Allerdings dauert es eben, wenn sechs Menschen am Tisch ihre Karten abwickeln. Wird dann noch von den vier möglichen Strecken eine längere und schwere gewählt, was dem Spiel eigentlich guttun könnte, erlebt vielleicht etwas zu wenig Spiel für die Spielzeit. In solch einem Szenario müssen schon alle sehr viel Lust auf das Spiel haben. Doch aufatmen: Auch zu viert ist das Spiel immer noch eine Wucht, wenn auch durch die nicht modularen Strecken anders als bei Flamme Rouge etwas die Abwechslung fehlt und im Hinblick auf Heat und deren Championsship-Modus der Tiefgang im Deckbuilding. Dafür ist die Asymmetrie von Anfang an höher, was aber ohne Erfahrung auch zu Problemen führen kann. Zumindest war es in unserer Familie öfter Streitpunkt, ob gut gespielt wurde oder das Deck und die gewählten Skier zur Strecke am besten passten. Größter möglicher Knackpunkt: Das Glück beim Schießen und die Veränderung der Werte auf den Würfeln. Denn manche Karten zielen auf diese Werte ab. Hier kann es zu Frust kommen, wenn mein Plan durch Zufall hart durchkreuzt wird.

Fazit
Biathlon Blast ist die Sorte Rennspiel, bei der man nach der Partie nicht weiß, ob man applaudieren, kollabieren oder sich direkt für die nächste Winter-EM anmelden soll. Die Mischung aus Tempohatz, Pulsmanagement und nervenaufreibendem Schießen erzeugt eine thematische Dichte, die man in dieser Leichtigkeit selten findet. Jede Karte kitzelt eine angenehme Entscheidung heraus, jeder Berg birgt das Risiko zurückzubleiben und jeder hektische Schuss kann das Renn-Schicksal beeinflussen. Glück gehört in diesem Spiel definitiv dazu! Das alles verpackt in einem absolut minimalistischen Kern, der mit seiner Balance aus Einfachheit und spielerischer Raffinesse einen dramaturgisch an den Spieltisch fesselt.

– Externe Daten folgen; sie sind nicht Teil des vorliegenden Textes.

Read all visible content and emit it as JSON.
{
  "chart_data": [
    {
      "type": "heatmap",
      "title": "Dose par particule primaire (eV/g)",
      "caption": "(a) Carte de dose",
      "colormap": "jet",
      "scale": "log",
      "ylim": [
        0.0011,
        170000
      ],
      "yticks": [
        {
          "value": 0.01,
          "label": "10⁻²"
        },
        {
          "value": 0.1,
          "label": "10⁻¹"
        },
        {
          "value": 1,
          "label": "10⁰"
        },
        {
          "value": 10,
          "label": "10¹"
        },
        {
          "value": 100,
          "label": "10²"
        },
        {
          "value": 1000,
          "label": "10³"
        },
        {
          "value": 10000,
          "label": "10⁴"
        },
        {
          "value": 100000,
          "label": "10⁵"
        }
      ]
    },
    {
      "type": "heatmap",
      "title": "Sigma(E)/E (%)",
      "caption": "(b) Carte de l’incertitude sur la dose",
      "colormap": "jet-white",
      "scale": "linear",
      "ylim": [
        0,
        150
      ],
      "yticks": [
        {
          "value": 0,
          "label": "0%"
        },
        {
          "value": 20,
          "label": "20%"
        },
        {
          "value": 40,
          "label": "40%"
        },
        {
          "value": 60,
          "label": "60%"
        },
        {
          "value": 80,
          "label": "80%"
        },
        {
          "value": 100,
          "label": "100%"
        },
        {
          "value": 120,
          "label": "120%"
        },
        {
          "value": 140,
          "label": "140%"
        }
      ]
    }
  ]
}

Besonders thematisch ist Biathlon Blast ein Volltreffer! Du spürst deinen Puls pochen, deine Ausdauer schwinden, der Wind bläst dir einflussreich um die Ohren, dazu gesellen sich die blockierten Pistenabschnitte im Gerangel der Meute und die asymmetrischen Athlet:innen sorgen für Strategie im Rennrhythmus. Letzteres ist einfach großartig. Nur weil du zwischenzeitlich Letzter bist, heißt das bei der richtigen Strategie gar nichts. Ja, mehr Strecken wären schön und zu sechst kann die Spielzeit etwas zu lang geraten, aber Interaktion, Spannung und Emotionalität am Spieltisch passen trotzdem immer. Am Ende ist Biathlon Blast nicht nur ein tolles Brettspiel, sondern auch ein kleiner Ausflug in die Hölle des Ausdauersports. Also quäle dich mit Spaß am eiskalten Berg!